AXA Investment Managers (AXA IM), winner of multiple Asia Asset Management’s 2025 Best of the Best Performance Awards1, including US Credit, Investment Grade (5 years) and US High Yield (3 years and 5 years), sees distinct opportunities in US high yield and investment grade bonds amid shifting economic conditions.
According to AXA IM, the end of the low-interest rate era has allowed high yield bonds to assume their proper role in a balanced portfolio: providing unique diversification and the potential for equity-like returns with considerably less volatility. Conversely, US investment grade corporates are expected to benefit from a decent macro environment in 2025, as economic growth should support earnings momentum and cash flows of the issuers.
Michael Graham, head of US high yield and senior US high yield portfolio manager, anticipates the US economy will likely face two different scenarios in 2025, both poised to support high yield bonds.
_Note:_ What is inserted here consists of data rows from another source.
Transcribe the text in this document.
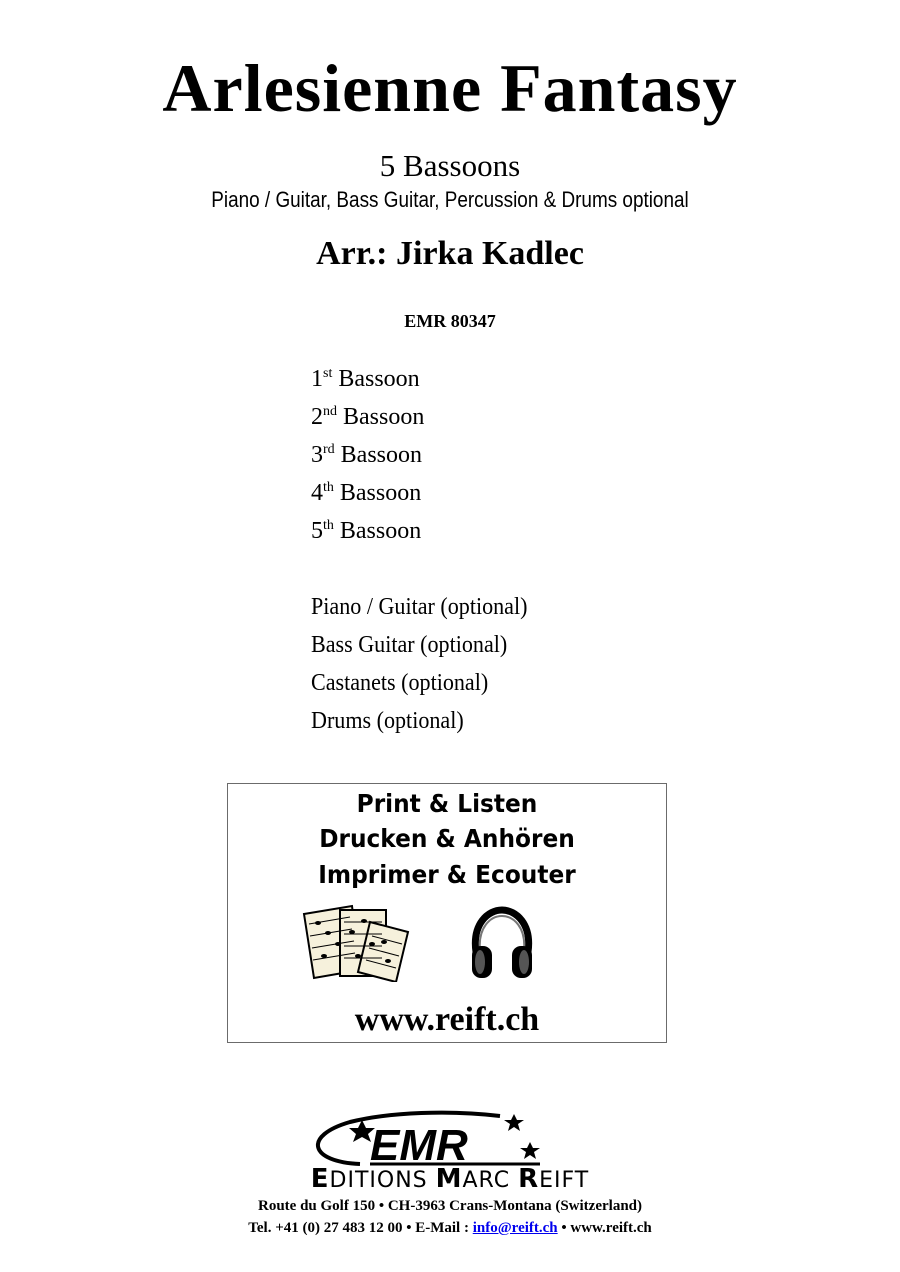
Arlesienne Fantasy
5 Bassoons
Piano / Guitar, Bass Guitar, Percussion & Drums optional
Arr.: Jirka Kadlec
EMR 80347
1st Bassoon
2nd Bassoon
3rd Bassoon
4th Bassoon
5th Bassoon
Piano / Guitar (optional)
Bass Guitar (optional)
Castanets (optional)
Drums (optional)
Print & Listen
Drucken & Anhören
Imprimer & Ecouter
www.reift.ch
EMR
EDITIONS MARC REIFT
Route du Golf 150 • CH-3963 Crans-Montana (Switzerland)
Tel. +41 (0) 27 483 12 00 • E-Mail : info@reift.ch • www.reift.ch
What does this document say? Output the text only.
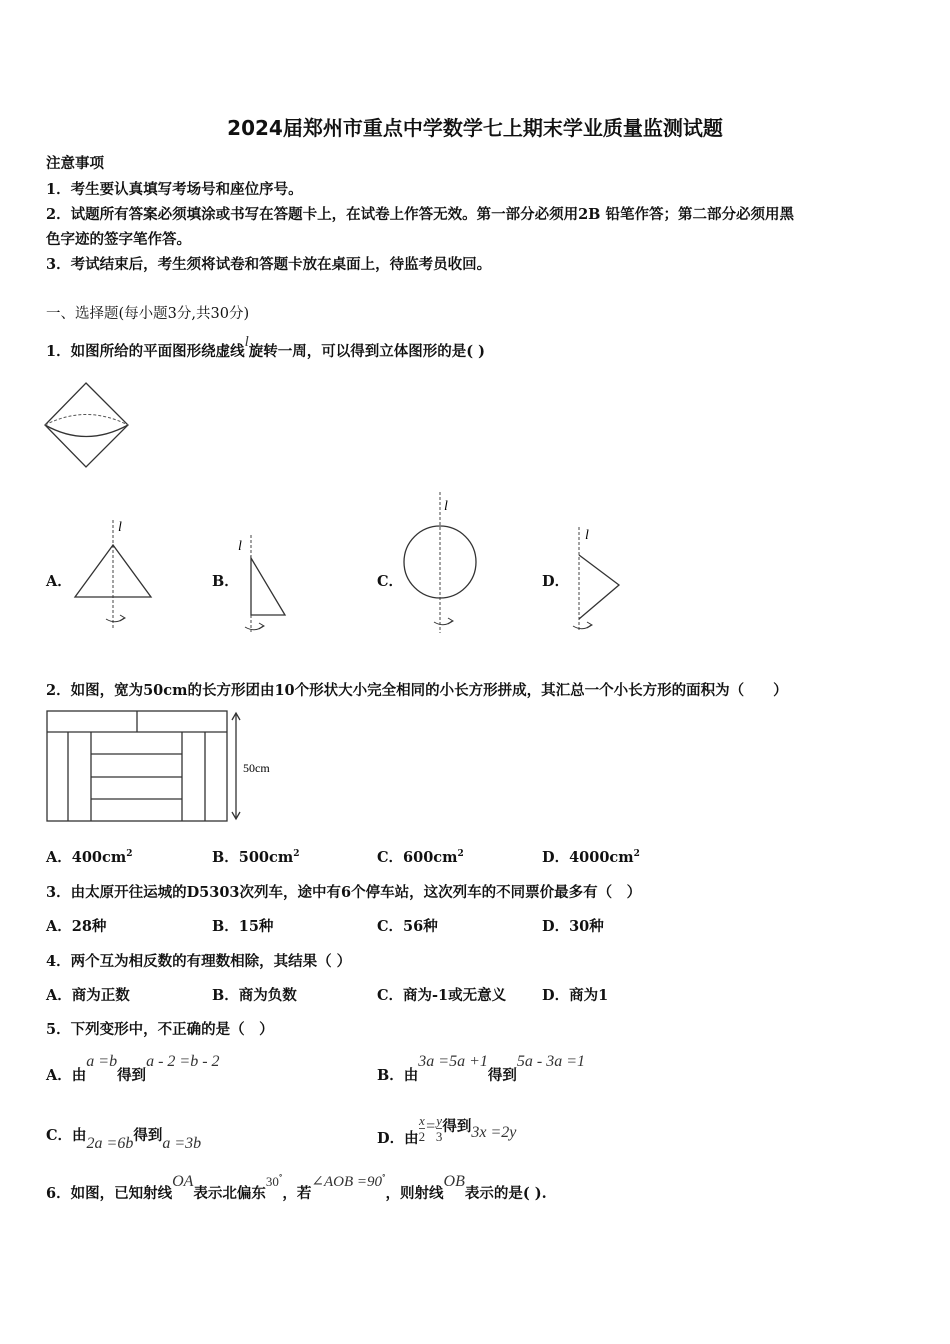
2024届郑州市重点中学数学七上期末学业质量监测试题
注意事项
1．考生要认真填写考场号和座位序号。
2．试题所有答案必须填涂或书写在答题卡上，在试卷上作答无效。第一部分必须用2B 铅笔作答；第二部分必须用黑
色字迹的签字笔作答。
3．考试结束后，考生须将试卷和答题卡放在桌面上，待监考员收回。
一、选择题(每小题3分,共30分)
1．如图所给的平面图形绕虚线l旋转一周，可以得到立体图形的是( )
A．	B．	C．	D．
l
l
l
l
2．如图，宽为50cm的长方形团由10个形状大小完全相同的小长方形拼成，其汇总一个小长方形的面积为（　　）
50cm
A．$400cm^2$	B．$500cm^2$	C．$600cm^2$	D．$4000cm^2$
3．由太原开往运城的D5303次列车，途中有6个停车站，这次列车的不同票价最多有（　）
A．28种	B．15种	C．56种	D．30种
4．两个互为相反数的有理数相除，其结果（ ）
A．商为正数	B．商为负数	C．商为-1或无意义 D．商为1
5．下列变形中，不正确的是（　）
A．由a =b得到a - 2 =b - 2
B．由3a =5a +1得到5a - 3a =1
C．由2a =6b得到a =3b	D．由 $\frac{x}{2} = \frac{y}{3}$ 得到3x =2y
6．如图，已知射线OA表示北偏东30°，若∠AOB =90°，则射线OB表示的是( ).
“Our central scenario remains that the US economy will continue to grow over the next couple of years, but at a slower pace,” Graham tells AAM. He believes this can offer a “potentially constructive” environment for US high yield companies as they should have enough room to operate and grow revenues.
Market spreads and structural shifts in high yield
While spreads are still tight relative to long-term averages for high yields, Graham expects the average spread for the next 15 years to be lower than the previous 15 since the 2008 global financial crisis. This is due mainly to structural shifts in high yield, including improvements in average quality, accessibility to capital, and overall liquidity as a result of new trading techniques. Indeed, given the benign default rate and strong fundamental and technical environment, Graham sees good reasons why spreads remain supported at current levels and would view any widening due to macro or geopolitical events as “a potential buying opportunity”.
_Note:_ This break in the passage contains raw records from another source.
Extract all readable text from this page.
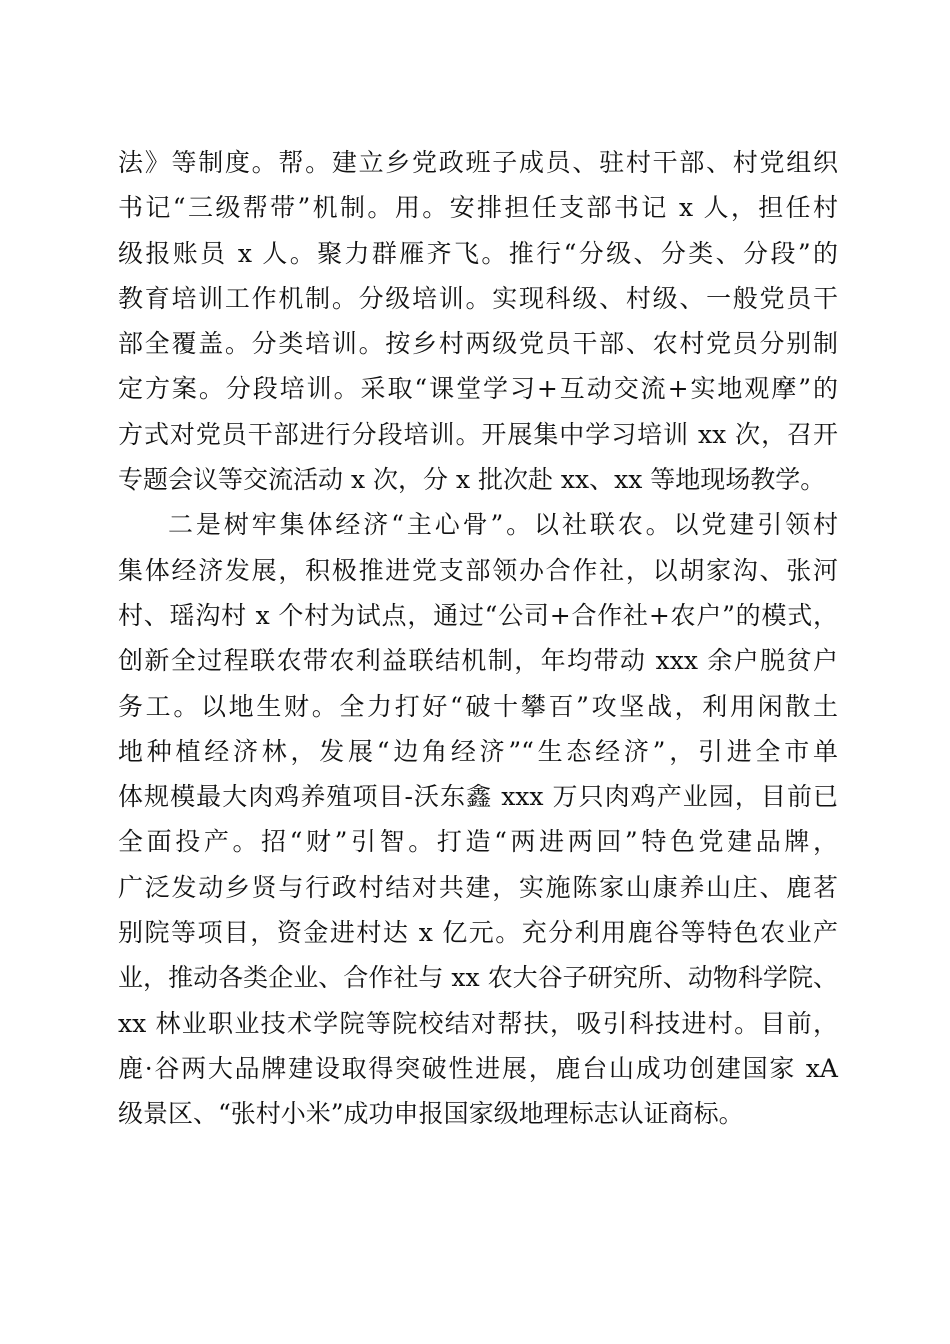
法》等制度。帮。建立乡党政班子成员、驻村干部、村党组织
书记“三级帮带”机制。用。安排担任支部书记 x 人，担任村
级报账员 x 人。聚力群雁齐飞。推行“分级、分类、分段”的
教育培训工作机制。分级培训。实现科级、村级、一般党员干
部全覆盖。分类培训。按乡村两级党员干部、农村党员分别制
定方案。分段培训。采取“课堂学习+互动交流+实地观摩”的
方式对党员干部进行分段培训。开展集中学习培训 xx 次，召开
专题会议等交流活动 x 次，分 x 批次赴 xx、xx 等地现场教学。
二是树牢集体经济“主心骨”。以社联农。以党建引领村
集体经济发展，积极推进党支部领办合作社，以胡家沟、张河
村、瑶沟村 x 个村为试点，通过“公司+合作社+农户”的模式，
创新全过程联农带农利益联结机制，年均带动 xxx 余户脱贫户
务工。以地生财。全力打好“破十攀百”攻坚战，利用闲散土
地种植经济林，发展“边角经济”“生态经济”，引进全市单
体规模最大肉鸡养殖项目-沃东鑫 xxx 万只肉鸡产业园，目前已
全面投产。招“财”引智。打造“两进两回”特色党建品牌，
广泛发动乡贤与行政村结对共建，实施陈家山康养山庄、鹿茗
别院等项目，资金进村达 x 亿元。充分利用鹿谷等特色农业产
业，推动各类企业、合作社与 xx 农大谷子研究所、动物科学院、
xx 林业职业技术学院等院校结对帮扶，吸引科技进村。目前，
鹿·谷两大品牌建设取得突破性进展，鹿台山成功创建国家 xA
级景区、“张村小米”成功申报国家级地理标志认证商标。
Positive fundamental themes continued
Speaking about market fundamentals, Graham believes many positive fundamental themes from 2024 will continue into 2025.
Distressed exchanges are likely to dominate the headlines throughout the year. Other key themes include sector trends continuing to diverge in line with an uneven economy, and defaults remaining below long-term average.
There are also positive signs across US leveraged finance. Investors’ persistent interests in rising star/fallen angel dynamics, as well as rising mergers and acquisitions activities, broader capital access across leveraged finance space, and the rebound of capital flows into high yield will be key drivers, according to Graham.
As for investment grade, Frank Olszewski, head of investment grade credit, says that yields on short duration bonds will remain attractive relative to cash and other asset classes.
Meanwhile, the firm continues to target a yield advantage relative to the one-to-three year index and yield levels remain above policy rates and well above prevailing and expected inflation rates.
Attractive yields amid declining cash rates
Whilst bond yields have been rising, cash rates have been declining due to the combined 100 basis points of cuts by the US Fed in 2024. “Put simply, in our opinion, cash rates now look less attractive due to monetary policy moves, whereas bond yields reflect market expectations relative to future policy rates,” according to Olszewski.
Amid the macroeconomic noise, both portfolio managers emphasise the importance of staying disciplined in the fundamental credit selection process.
Whilst the macro picture remains clouded in uncertainty, Graham concludes that “the micro picture continues to offer a much more favourable and nuanced environment for bottom-up investors whose principle focus is identifying those trends.”
1 Source: Asia Asset Management, as of February 4, 2025. Awards methodology is based on the fund’s 3 years and 5 years cumulative performance ending September 30, 2024.